26/04/2026
Get your holidays booked now!!
If you've got holidays planned this summer, British Airways just gave a pretty clear signal about what's coming on price.
The owner of British Airways confirmed this week that ticket prices will rise to reflect the sharp increase in jet fuel costs following the ongoing disruption to global oil supply chains.
The company said it was "not immune" to the fallout despite having bought a portion of its fuel in advance at fixed prices, a standard industry practice called hedging.
Even with that protection in place, the scale of the fuel price spike is too large to absorb entirely.
The practical implication is straightforward. If you haven't booked yet and you're planning to fly this summer, prices are heading upward and waiting is unlikely to work in your favour.
There's some more reassuring news mixed in.
Jet2, Virgin Atlantic, and easyJet have all said they expect to operate as normal for now.
British Airways itself confirmed it isn't currently seeing any disruption to actual jet fuel supply, just the cost of it.
The concern about physical shortages, flagged by the International Energy Agency as a potential issue within weeks, hasn't materialised yet.

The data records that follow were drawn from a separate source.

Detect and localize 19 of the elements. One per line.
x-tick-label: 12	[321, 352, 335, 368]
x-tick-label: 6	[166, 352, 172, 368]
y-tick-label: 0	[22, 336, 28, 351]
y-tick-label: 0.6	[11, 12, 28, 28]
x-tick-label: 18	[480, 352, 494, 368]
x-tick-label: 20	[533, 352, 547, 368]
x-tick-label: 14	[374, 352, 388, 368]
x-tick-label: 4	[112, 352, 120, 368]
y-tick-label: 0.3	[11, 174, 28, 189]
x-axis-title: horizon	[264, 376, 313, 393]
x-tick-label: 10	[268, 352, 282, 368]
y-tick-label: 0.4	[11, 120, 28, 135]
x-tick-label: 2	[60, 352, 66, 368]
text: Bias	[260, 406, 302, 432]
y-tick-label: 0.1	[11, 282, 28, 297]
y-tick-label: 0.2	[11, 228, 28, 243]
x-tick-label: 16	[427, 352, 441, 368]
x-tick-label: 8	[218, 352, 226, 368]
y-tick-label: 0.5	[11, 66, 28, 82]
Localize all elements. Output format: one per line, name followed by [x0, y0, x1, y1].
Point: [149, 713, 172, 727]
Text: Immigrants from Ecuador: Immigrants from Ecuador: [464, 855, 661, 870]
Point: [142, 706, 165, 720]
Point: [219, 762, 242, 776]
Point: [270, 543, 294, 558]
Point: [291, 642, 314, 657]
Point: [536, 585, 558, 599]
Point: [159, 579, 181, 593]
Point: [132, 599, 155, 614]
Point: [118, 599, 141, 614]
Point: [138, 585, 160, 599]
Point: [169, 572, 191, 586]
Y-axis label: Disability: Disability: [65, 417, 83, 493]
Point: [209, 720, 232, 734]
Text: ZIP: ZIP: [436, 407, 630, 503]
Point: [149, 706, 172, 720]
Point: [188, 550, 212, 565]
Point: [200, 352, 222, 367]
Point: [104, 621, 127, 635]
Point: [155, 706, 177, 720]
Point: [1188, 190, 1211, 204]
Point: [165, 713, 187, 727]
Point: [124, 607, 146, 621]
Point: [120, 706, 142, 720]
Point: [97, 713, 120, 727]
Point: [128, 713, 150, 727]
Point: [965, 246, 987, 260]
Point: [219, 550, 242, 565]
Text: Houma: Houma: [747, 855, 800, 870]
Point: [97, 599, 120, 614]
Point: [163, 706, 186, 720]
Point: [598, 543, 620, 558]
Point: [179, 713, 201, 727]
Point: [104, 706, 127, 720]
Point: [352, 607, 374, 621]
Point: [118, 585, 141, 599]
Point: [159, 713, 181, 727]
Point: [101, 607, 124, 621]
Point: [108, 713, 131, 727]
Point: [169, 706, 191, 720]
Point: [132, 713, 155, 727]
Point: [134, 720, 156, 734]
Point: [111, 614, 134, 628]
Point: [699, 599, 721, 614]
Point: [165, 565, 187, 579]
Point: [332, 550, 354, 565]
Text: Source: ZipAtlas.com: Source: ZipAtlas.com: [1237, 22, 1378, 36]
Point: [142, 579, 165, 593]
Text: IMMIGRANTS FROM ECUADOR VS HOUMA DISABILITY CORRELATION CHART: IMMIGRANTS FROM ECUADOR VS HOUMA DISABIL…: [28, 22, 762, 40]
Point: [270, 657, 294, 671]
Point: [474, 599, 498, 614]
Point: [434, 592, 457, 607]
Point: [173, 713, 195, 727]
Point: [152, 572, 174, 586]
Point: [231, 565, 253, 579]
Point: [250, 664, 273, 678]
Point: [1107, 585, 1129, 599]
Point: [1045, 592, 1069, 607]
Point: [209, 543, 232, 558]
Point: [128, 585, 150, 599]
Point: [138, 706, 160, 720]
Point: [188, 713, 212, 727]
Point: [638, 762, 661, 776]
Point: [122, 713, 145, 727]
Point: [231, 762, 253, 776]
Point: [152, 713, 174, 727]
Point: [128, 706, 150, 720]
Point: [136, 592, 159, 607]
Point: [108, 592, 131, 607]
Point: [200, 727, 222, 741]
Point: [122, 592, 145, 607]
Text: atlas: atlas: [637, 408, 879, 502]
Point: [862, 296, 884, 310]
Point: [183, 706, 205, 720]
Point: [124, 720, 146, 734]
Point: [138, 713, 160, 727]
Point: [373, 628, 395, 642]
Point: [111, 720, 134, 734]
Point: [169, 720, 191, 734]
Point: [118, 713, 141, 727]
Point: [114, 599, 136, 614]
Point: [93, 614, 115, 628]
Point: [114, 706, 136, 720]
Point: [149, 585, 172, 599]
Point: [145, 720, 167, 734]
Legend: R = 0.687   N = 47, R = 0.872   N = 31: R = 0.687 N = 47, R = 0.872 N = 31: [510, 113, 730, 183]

The government has also quietly removed the "use it or lose it" rule for airlines at UK airports.
Normally carriers have to fly at least 80% of their allocated slots or risk losing them for the following year.
That requirement has been suspended so airlines can cancel flights without penalty if fuel shortages make it impossible to operate.
The fact that rule has been suspended tells you something about how seriously the situation is being taken behind the scenes.
For anyone travelling this summer, travel insurance and a clear understanding of your rights if a flight is cancelled is worth sorting sooner rather than later.